---
name: ai-harness-retrospective
description: Evaluate a real AI-assisted work session against the repo-local harness, classify reusable misses, and update or propose updates to docs, skills, scripts, MCP/tooling, or sensors. Use after substantial work, review feedback, failed validation, or human correction in a repo with an AI harness.
---

# AI Harness Retrospective

Use this after real work to keep a repo-local AI harness improving. The goal is
to convert recurring friction into deterministic harness changes without
turning one-off context into permanent process.

## Read First

If present, read:

- `AGENTS.md`
- `docs/ai-harness/harness-manifest.md`
- `docs/ai-harness/README.md`
- the skill or harness doc that should have guided the session
- the relevant diff, review comments, failed commands, or human corrections

If the repo has no harness skeleton, recommend `ai-harness-bootstrap` instead of
inventing an ad hoc retrospective structure.

## Reconstruct The Session

Capture only the facts needed to evaluate the harness:

- task type and owning layer;
- files changed;
- skill or doc consulted;
- commands selected and run;
- review findings;
- human corrections or clarifications;
- generated-file, test-selection, source-boundary, or tooling mistakes;
- any repeated manual step that could be deterministic.

## Classify Misses

For each meaningful miss, choose one bucket:

- **doc update**: missing or stale repo knowledge.
- **skill update**: wrong trigger, missing workflow step, or bad output shape.
- **deterministic script/check**: repeated mechanical step or drift check.
- **MCP/tooling addition**: external system or structured data access gap.
- **sensor/evaluator**: review or validation should catch this automatically.
- **no harness change**: one-off context, already covered guidance, or not worth
  encoding.

Be conservative.
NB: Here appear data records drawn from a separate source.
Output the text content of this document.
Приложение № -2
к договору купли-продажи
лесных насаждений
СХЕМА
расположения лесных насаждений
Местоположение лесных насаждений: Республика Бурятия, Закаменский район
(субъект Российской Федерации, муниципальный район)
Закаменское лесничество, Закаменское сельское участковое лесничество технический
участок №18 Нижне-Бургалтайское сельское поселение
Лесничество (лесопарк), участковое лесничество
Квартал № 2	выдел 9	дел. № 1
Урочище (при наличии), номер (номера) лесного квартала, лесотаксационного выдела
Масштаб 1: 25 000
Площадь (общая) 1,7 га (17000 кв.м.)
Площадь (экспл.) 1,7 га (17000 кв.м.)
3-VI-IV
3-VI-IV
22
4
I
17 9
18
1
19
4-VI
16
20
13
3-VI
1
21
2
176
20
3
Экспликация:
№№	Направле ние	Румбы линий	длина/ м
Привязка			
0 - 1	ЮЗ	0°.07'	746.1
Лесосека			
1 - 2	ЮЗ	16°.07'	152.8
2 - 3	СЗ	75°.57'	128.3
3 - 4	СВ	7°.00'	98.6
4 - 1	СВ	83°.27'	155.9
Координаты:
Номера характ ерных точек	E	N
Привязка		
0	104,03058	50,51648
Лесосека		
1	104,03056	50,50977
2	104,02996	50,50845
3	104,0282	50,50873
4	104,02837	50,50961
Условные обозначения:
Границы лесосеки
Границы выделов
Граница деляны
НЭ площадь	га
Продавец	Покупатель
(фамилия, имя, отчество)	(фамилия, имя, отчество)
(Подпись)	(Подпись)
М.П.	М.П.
Encode lessons that are likely to recur.

## Update Rules

- Prefer patching an existing doc or skill before adding a new surface.
- Keep `AGENTS.md` as a routing map, not a detailed playbook.
- Delete or shrink harness content that is generic, duplicated, or speculative.
- Update the harness manifest when active docs, skills, tools, generated outputs,
  or known gaps change, if the repo has a manifest.
- If changing review automation or generated workflow sources, run the repo's
  required compile/generation command.
- If the retrospective reveals a false harness claim, fix the claim before
  adding new guidance.
- If a larger tool or sensor is needed, create issue text or acceptance criteria
  instead of half-building it.
- If the only proposed guidance is "test your work", "read the docs", or
  similarly generic advice, make no harness change.

## Output

Return one of:

- `No harness change needed`, with the reason.
- Exact doc or skill patch, with validation.
- Proposed script/tool/sensor, with acceptance criteria.
- Follow-up issue text for a larger harness improvement.

When edits are made, include:

- what session miss the edit addresses;
- why it is likely to recur;
- files changed;
- validation run;
- residual gaps.